Work by Prof. Ronnie Reich of Haifa University and Eli Shukron of the IAA has continued on this amazing underground passageway and the sewer that ran below it, where a Roman sword and a tiny golden bell were found recently. The excavators have now been able to continue their exploration right up to the Herodian retaining wall of the Temple Mount (the Haram es-Sharif) and have uncovered the stepped foundations that underlie the massive ashlars of the wall, near to its maximum height of over 40 metres at the south-west corner, where it rises from the bedrock of the Tyropaean Valley. The discovery of the base of the wall attracted enormous interest and the site was visited by the Mayor of Jerusalem and other important dignitaries and politicians, who were reported to have been seen weeping at the wonder of the exposed foundations of the retaining wall to what is, for Jews, their holiest site. It is hoped that the site can be prepared for public viewing in the near future. It will certainly be interesting to see how Herod’s engineers coped with the problem of founding their huge walls on the naturally irregular bedrock of the mountain.

Corpus of Graffiti  Inscriptions

Over the years individual explorers have come across graffiti scratched into cave walls and other rough surfaces in many different places and languages. It is now the intention to publish all the known and readable ones that have been found in Israel over many years by several different scholars.  Prof. Jonathan Price of Tel Aviv Classics Department says the study of these casual writings has been neglected so far but their importance has now been recognised and the Corpus will be of great interest to historians.  The graffiti so far known are dated from the 4th century BCE, the early Hellenistic period, to the early Islamic age of 7th century CE and the Corpus is likely to contain 13,000 items in over ten languages.

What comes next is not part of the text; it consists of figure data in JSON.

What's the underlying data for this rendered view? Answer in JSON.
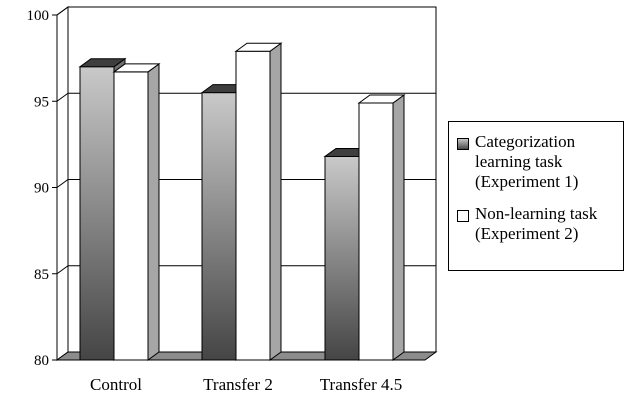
{
  "chart_data": {
    "type": "bar",
    "categories": [
      "Control",
      "Transfer 2",
      "Transfer 4.5"
    ],
    "series": [
      {
        "name": "Categorization learning task (Experiment 1)",
        "values": [
          97.0,
          95.5,
          91.8
        ]
      },
      {
        "name": "Non-learning task (Experiment 2)",
        "values": [
          96.7,
          97.9,
          94.9
        ]
      }
    ],
    "y_ticks": [
      "80",
      "85",
      "90",
      "95",
      "100"
    ],
    "ylim": [
      80,
      100
    ],
    "grid": true,
    "legend_position": "right",
    "style": "3d-bar",
    "colors": {
      "series1_light": "#c6c6c6",
      "series1_dark": "#4a4a4a",
      "series2": "#ffffff",
      "floor": "#8c8c8c"
    }
  },
  "legend": {
    "items": [
      {
        "lines": [
          "Categorization",
          "learning task",
          "(Experiment 1)"
        ]
      },
      {
        "lines": [
          "Non-learning task",
          "(Experiment 2)"
        ]
      }
    ]
  }
}
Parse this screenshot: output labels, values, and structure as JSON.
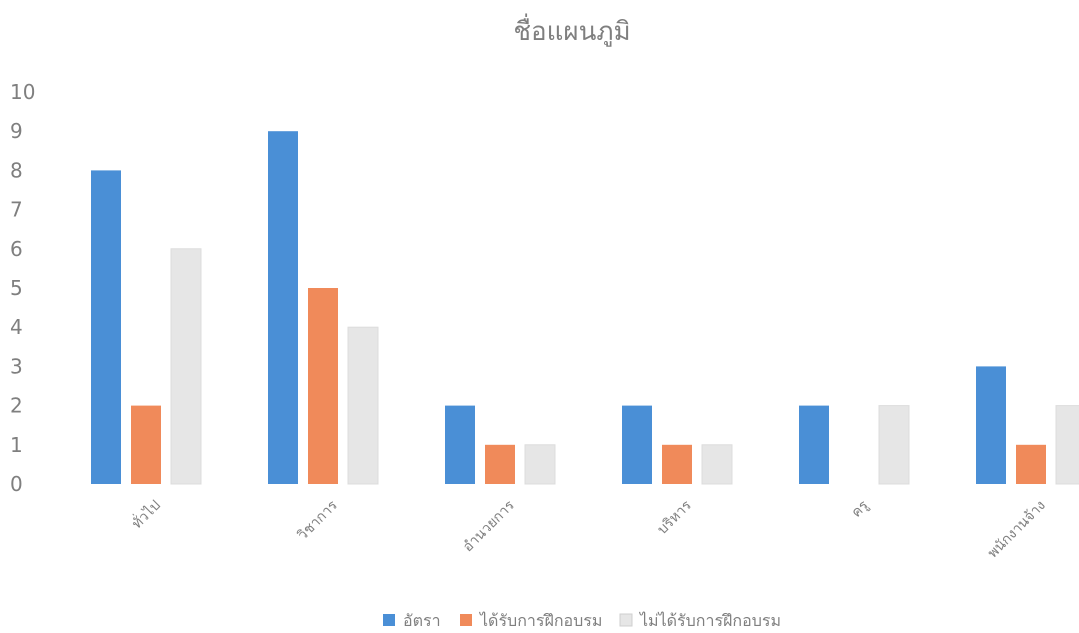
{
  "chart_data": {
    "type": "bar",
    "title": "ชื่อแผนภูมิ",
    "categories": [
      "ทั่วไป",
      "วิชาการ",
      "อำนวยการ",
      "บริหาร",
      "ครู",
      "พนักงานจ้าง"
    ],
    "series": [
      {
        "name": "อัตรา",
        "values": [
          8,
          9,
          2,
          2,
          2,
          3
        ],
        "color": "#4a8fd6"
      },
      {
        "name": "ได้รับการฝึกอบรม",
        "values": [
          2,
          5,
          1,
          1,
          0,
          1
        ],
        "color": "#f08a5a"
      },
      {
        "name": "ไม่ได้รับการฝึกอบรม",
        "values": [
          6,
          4,
          1,
          1,
          2,
          2
        ],
        "color": "#e6e6e6"
      }
    ],
    "ylim": [
      0,
      10
    ],
    "yticks": [
      "0",
      "1",
      "2",
      "3",
      "4",
      "5",
      "6",
      "7",
      "8",
      "9",
      "10"
    ],
    "xlabel": "",
    "ylabel": "",
    "grid": false,
    "legend_position": "bottom"
  }
}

Some examples are the Greek name “Christo” found on limestone walls in the Judean hills, the Jewish family name “Sh-ph-n” (“rabbit”) found in a first century CE burial cave, and the name “Yonatan” in another burial cave. Many scrawls were found in the extended caves used by the Jewish population to hide from the Romans during the Jewish Revolts of 66 and 135 CE. some of which have still to be deciphered.